Events March 27-29: 80s Night, Musicians from Marlboro, and American Painting Techniques

Young musicians from the Marlboro Music Festival in Vermont come to the Freer Gallery this week.
Young musicians from the Marlboro Music Festival in Vermont come to the Freer Gallery this week. Image courtesy of Marlboro Music Festival's Facebook page

Tuesday, March 27 80s Night

Feeling nostalgic for the decade of Lycra and Madonna? Test your memory at the National Portrait Gallery’s pop quiz happy hour. Trivia is based on the NPG’s portraits of 80s icons in music, sports and news. Parachute pants optional. Free. 6:30 p.m. Kogod Courtyard, National Portrait Gallery.

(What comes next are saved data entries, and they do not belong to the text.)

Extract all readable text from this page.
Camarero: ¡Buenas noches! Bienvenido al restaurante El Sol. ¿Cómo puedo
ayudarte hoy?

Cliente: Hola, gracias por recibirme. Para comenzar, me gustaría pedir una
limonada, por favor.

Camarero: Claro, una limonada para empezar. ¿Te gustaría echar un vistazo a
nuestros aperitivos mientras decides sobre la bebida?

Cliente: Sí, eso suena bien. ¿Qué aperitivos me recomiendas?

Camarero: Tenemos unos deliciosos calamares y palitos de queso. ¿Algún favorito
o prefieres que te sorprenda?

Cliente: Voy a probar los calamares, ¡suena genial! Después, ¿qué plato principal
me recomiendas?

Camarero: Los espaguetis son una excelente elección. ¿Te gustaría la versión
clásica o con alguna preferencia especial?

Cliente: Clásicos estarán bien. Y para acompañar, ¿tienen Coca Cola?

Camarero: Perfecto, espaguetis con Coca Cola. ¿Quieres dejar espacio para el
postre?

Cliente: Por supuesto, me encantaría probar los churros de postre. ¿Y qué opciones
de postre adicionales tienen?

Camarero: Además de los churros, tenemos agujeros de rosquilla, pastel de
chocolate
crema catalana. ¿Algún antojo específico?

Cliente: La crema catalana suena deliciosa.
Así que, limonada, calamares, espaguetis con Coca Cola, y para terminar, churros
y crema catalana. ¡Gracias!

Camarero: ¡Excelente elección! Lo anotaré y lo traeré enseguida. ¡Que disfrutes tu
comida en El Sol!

Wednesday, March 28 Musicians from Marlboro II

Since its establishment in 1951, the Marlboro Chamber Music Festival has become internationally acclaimed for its immersive training of the brightest young talents of each generation. Now, several of those talents—violinists David Bowlin and Robin Scott, violists Kyle Armbrust and Emily Deans, cellist Peter Stumpf, clarinetist Romie de Guise-Langlois, and pianist Gabriele Carcano—leave the foothills of Vermont to perform Haydn’s String Quartet, op. 54, no. 1; Beethoven’s String Quintet, op. 29; and Brahms’ Clarinet Trio, op. 114. Come early for a pre-concert tour of Japanese art. Free tickets required. 7:30 p.m. Meyer Auditorium, Freer and Sackler Galleries.

Thursday, March 29 American Painting Techniques

What gives a painting that early American style? Art conservators Lance Mayer and Gay Myers explain certain techniques and materials used by early American painters. Their book, American Painters on Technique: The Colonial Period to 1860, is the first comprehensive study of this topic. Discover the innovations of these pioneering artists through first-person descriptions of American painters at work, letters, shopkeepers’ bills and more. Free. 7:00 p.m. McEvoy Auditorium, American Art Museum.